ぬけがら
その様子を物陰から見ていた者が一人居た。その青緑色の肌は血の気がないのか、白さが増していた。そう、橘に昔から仕えていた濡れ女のお蓮である。
「あ、ああ……橘様。橘さまぁぁぁ!」
魂が抜けたかのように呆然と立ち尽くしていたが、正気となった途端、その場にむせび泣きながら崩れ落ちた。その頃には、彼女の敬愛する主は空の彼方であった。
彼女は、橘の様子がおかしいことに気付いていた。だが、それを口に出すことはなかった。やたらに突っ込んで、墓穴を掘るのがいやだったのだ。そして、主からどうか見逃してほしいと書かれた直筆の文を見つけてしまっては、どうすることもできなかった。
翌朝、奴良家の総大将は愛する者の居なくなった、もぬけの殻の部屋を見た。その様子を雪女と鴉天狗がそばで見守っていた。そしてその部屋には、橘がぬらりひょんに宛てた文を持ち、叩頭した姿のお蓮が居た。
『初めに、妾が勝手な振る舞いをしたことを許せなどとは言わぬ。だが、どうか見逃してほしい。
そなたに全てを語ることは、やはりできぬ。妾がどこへ行ったのかは、教えることができない。これは妾からの願いじゃ、何があっても探してくれるな。そなたに迷惑を、……もっと言えば、妾のせいで命を落とすことになるのは避けたい。
そして、もう一つ。そなたと過ごした奴良組でのひとときは、とても幸せだった。この何百年という長い妖の時間で、一番楽しいものであった。それだけは本当じゃ。
そして、ぬらりひょん。そなたとの約束を破ることになってしまった此度のことは、妾の本意ではないことは忘れないでほしい。真に申し訳がない。
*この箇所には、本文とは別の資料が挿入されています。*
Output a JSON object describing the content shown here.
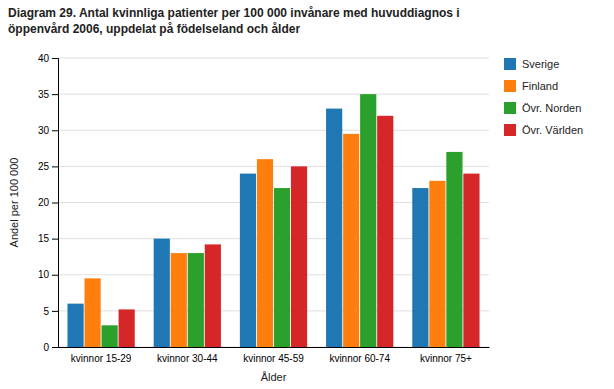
{
  "chart_data": {
    "type": "bar",
    "title": "Diagram 29.    Antal kvinnliga patienter per 100 000 invånare med huvuddiagnos i",
    "subtitle": "öppenvård 2006, uppdelat på födelseland och ålder",
    "categories": [
      "kvinnor 15-29",
      "kvinnor 30-44",
      "kvinnor 45-59",
      "kvinnor 60-74",
      "kvinnor 75+"
    ],
    "series": [
      {
        "name": "Sverige",
        "values": [
          6,
          15,
          24,
          33,
          22
        ]
      },
      {
        "name": "Finland",
        "values": [
          9.5,
          13,
          26,
          29.5,
          23
        ]
      },
      {
        "name": "Övr. Norden",
        "values": [
          3,
          13,
          22,
          35,
          27
        ]
      },
      {
        "name": "Övr. Världen",
        "values": [
          5.2,
          14.2,
          25,
          32,
          24
        ]
      }
    ],
    "xlabel": "Ålder",
    "ylabel": "Andel per 100 000",
    "ylim": [
      0,
      40
    ],
    "yticks": [
      0,
      5,
      10,
      15,
      20,
      25,
      30,
      35,
      40
    ],
    "grid": true,
    "legend": "right"
  }
}
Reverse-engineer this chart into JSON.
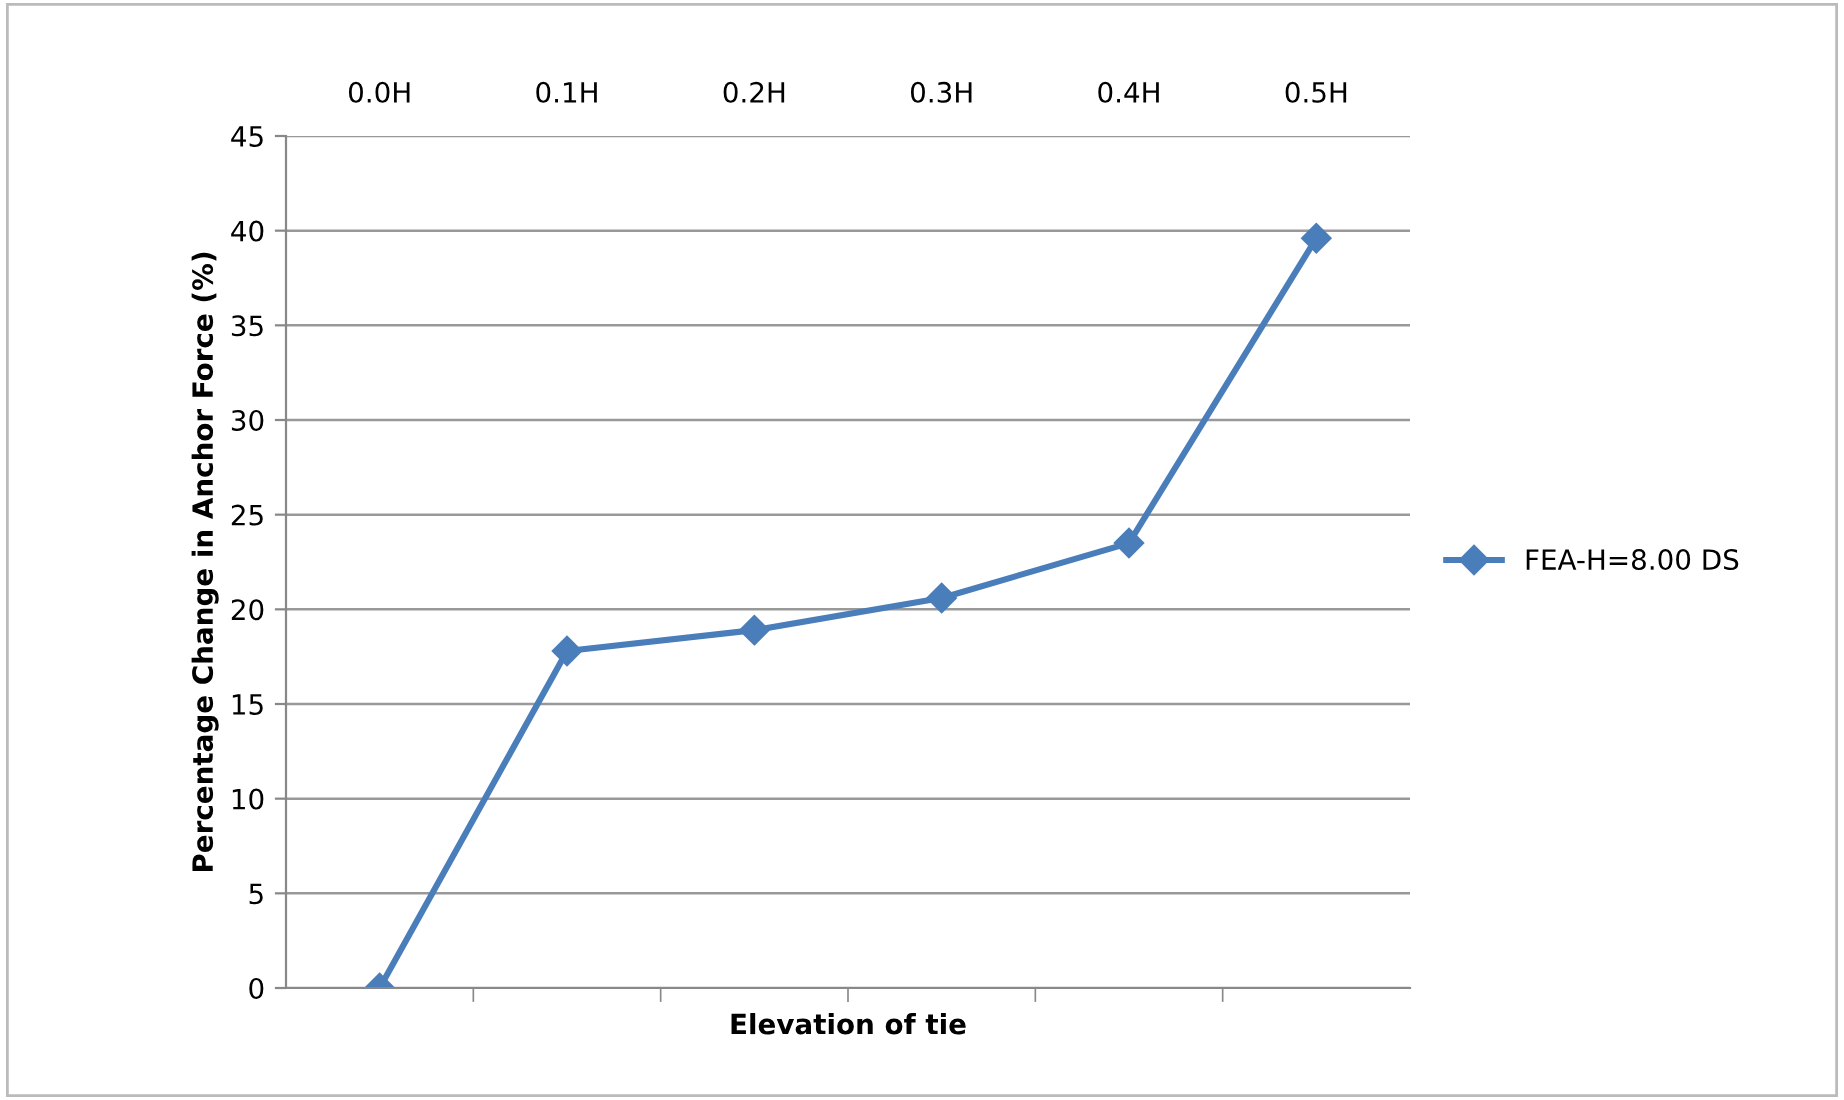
{
  "chart_data": {
    "type": "line",
    "xlabel": "Elevation of tie",
    "ylabel": "Percentage Change in Anchor Force (%)",
    "categories": [
      "0.0H",
      "0.1H",
      "0.2H",
      "0.3H",
      "0.4H",
      "0.5H"
    ],
    "series": [
      {
        "name": "FEA-H=8.00 DS",
        "color": "#4a7ebb",
        "values": [
          0,
          17.8,
          18.9,
          20.6,
          23.5,
          39.6
        ]
      }
    ],
    "ylim": [
      0,
      45
    ],
    "yticks": [
      0,
      5,
      10,
      15,
      20,
      25,
      30,
      35,
      40,
      45
    ],
    "grid": "y",
    "legend": "right",
    "marker": "diamond",
    "line_style": "solid"
  }
}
最後に。かぐや姫の話は、このことがあったから聞いたのじゃ。勝手に消える女に対して、そなたがどう思うか聞きたかったのだ。かぐや姫が残した和歌、そなたならわかろう。妾は、ほんに……ああ、最後にそなたに会いたかったことよ。名残惜しいが、さようならば』
最後の方は急いで書いたのか、それとも手が震えたのか。彼女は達筆な文字を書くのだが、所々線が不自然に曲がっていた。
文を読んだぬらりひょんは、暫くその場に立ち尽くしていた。彼の悲愴な顔を見れば、誰も声をかけることはかなわなかった。
その日、奴良組はいつになく静かだった。小妖怪たちが騒ごうとしても、周りが通夜のような雰囲気では、悪戯も何もすることはできなかった。
その日の夕方、緊急総会が開かれることとなった。元々近日に行う予定があったため、遠方が来ていたのもあり、夜には殆どそろっていた。上座に座るぬらりひょんの顔は朝とは違い、その目の奥底で激しい炎が燃えさかえているようだった。
「総員全力で、橘を探し出せ!何年かかってでも、彼女を見つけるんだ!」
同刻、大阪城。豪華絢爛な装飾が施された間に、二人の女が居た。
「おお、おお!なんと久しいことか、妾の愛しき橘よ!さあさあ、面を上げよ」
煙管を置き、上座に座っていた女は叩頭する者の元へと駆け寄り、顔を上げさせた。
叩頭していた女は、感情のこもっていない返答をした。
「お久しゅうございます、母上」
だが、母は気にもしていない様子であった。
「さぁ、今から生き肝を喰らう所じゃ。そなたも見てゆけ。面白いぞ?」
そう言って、母――羽衣狐こと、淀殿は無感情の橘を隣の間へと誘った。
「……母上の仰せのままに」
橘は一言述べると、再び叩頭した。
彼女は服従するしか、この場で生き残ることができないと知った。この大阪城の主は、目の前の女――淀殿であるが故に。彼女に逆らえば――たとえ妖怪であろうと――容赦なく裁きを下す。
この城に彼女の味方となる者は居ない。
橘は、鋼より堅く分厚い衣で己の心を覆い、この孤独な城で生き抜くことにした。天の羽衣を纏ったかぐや姫のように物思いをなくす他、この大阪城で暮らすことはままならない。そうでもしないと、すぐに消えてしまう気がしたのだ。この現世から。
彼女は特別な力を持つ人間の娘たちが、『側室』と称されて城に呼ばれては羽衣狐の喰らう生き肝と化す瞬間を、生気の無い漆黒の瞳で眺めるのだった。そんな日々が、延々と続くのだった。何日、何ヶ月、何年も。